Como preámbulo a sus virtudes, citaré uno de los puntos menos fuertes de la novela: la historia que tiene que contarnos no brilla por su calidad. Realmente tenemos un argumento que hará poco más que despertarnos cierta curiosidad y que se caerá ligeramente en el remate. Pero, ¿sabéis qué? Poco importa. En novelas como esta, la trama es sólo una excusa para poder montar todo un atrezzo maravilloso, justamente como en los circos, donde se nos muestran las sombras de posibles argumentos que den algo de cohesión al conjunto de maravillas asombrosas que la carpa aúna. En este caso se trata de la puesta en escena, de la atmósfera que Pedraza crea para su obra: la manera con la que detalla el modus vivendi circense. En un acto loable, el detallismo y realismo con el que se trata el mundo del circo (su estructura, funcionamiento, conjunto de transacciones, etc.) hace que se vuelva más verosímil consiguiendo, a su vez, que resulte más maravilloso en tanto que se juntan lo aparentemente imposible con lo mundanamente posible.

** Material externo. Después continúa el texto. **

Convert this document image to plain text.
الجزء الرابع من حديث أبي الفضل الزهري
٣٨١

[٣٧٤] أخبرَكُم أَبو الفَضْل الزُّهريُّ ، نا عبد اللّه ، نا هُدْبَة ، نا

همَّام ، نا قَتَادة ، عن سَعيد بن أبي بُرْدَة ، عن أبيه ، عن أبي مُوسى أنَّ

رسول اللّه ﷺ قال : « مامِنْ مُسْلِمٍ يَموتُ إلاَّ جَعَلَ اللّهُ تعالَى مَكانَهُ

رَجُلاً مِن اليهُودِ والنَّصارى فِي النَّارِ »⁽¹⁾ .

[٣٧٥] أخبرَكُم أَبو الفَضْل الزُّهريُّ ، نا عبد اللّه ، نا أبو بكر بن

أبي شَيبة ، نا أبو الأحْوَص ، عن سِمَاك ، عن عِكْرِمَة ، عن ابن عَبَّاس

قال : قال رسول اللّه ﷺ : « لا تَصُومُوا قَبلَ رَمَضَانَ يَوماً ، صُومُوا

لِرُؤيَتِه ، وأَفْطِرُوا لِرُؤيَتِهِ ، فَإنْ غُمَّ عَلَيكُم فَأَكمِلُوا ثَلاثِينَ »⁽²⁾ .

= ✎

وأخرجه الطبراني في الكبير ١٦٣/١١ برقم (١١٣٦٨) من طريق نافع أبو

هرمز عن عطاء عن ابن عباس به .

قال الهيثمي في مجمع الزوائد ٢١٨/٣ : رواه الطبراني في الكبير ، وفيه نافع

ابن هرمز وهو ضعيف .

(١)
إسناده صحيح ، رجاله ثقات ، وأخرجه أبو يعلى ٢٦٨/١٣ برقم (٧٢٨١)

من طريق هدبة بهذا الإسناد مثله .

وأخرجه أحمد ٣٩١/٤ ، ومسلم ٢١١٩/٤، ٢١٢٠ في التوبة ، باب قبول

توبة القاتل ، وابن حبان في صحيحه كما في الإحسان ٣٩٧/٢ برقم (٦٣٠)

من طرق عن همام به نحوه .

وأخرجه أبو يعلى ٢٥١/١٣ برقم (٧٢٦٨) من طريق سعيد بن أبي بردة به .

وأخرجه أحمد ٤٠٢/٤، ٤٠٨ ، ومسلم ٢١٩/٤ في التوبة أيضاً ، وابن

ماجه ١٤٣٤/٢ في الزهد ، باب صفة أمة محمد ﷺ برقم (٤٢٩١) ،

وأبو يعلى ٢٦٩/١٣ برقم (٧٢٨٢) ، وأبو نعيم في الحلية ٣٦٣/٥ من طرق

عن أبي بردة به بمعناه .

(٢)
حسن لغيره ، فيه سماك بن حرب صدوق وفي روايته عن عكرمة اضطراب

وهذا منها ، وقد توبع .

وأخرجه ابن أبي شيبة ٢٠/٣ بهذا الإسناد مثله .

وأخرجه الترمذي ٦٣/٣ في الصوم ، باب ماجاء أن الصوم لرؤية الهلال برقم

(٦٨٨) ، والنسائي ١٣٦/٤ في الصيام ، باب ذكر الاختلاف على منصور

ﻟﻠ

Esta grandísima virtud divide la novela en dos partes clarísimas: la primera parte dedicada mucho más al mundo del circo; y la segunda, dedicada a retratar el París de época. Aunque bastante interesante, la segunda parte no consigue estar a la altura de la primera, pecando además de centrarse más en la trama (algo totalmente necesario para el desarrollo de la novela pero negativo para la estética y estilo de la misma). El verdadero corazón de la novela es la primera parte: casi cien páginas dedicadas a un viaje a Java donde la narradora, junto a su padre, visitarán una reserva especial de maravillas para circos y espectáculos donde participarán en una subasta de criaturas asombrosas (donde destacará la presencia de un ligre). Este pequeño escenario resulta ideal para que la autora se recree en su habilidad para retratar el mundo del circo y, desde luego, resulta de lo más delicioso e interesante para el lector.
Lo dicho: leer «Lucifer Circus» requiere cierto ejercicio por parte del lector. La capacidad de obviar la trama, entendiéndola como un mecanismo inevitable de la novela; pero saber disfrutar sobre todo de lo que hay más allá, la puesta en escena, la descripción, el retrato circense, ese atrezzo maravilloso.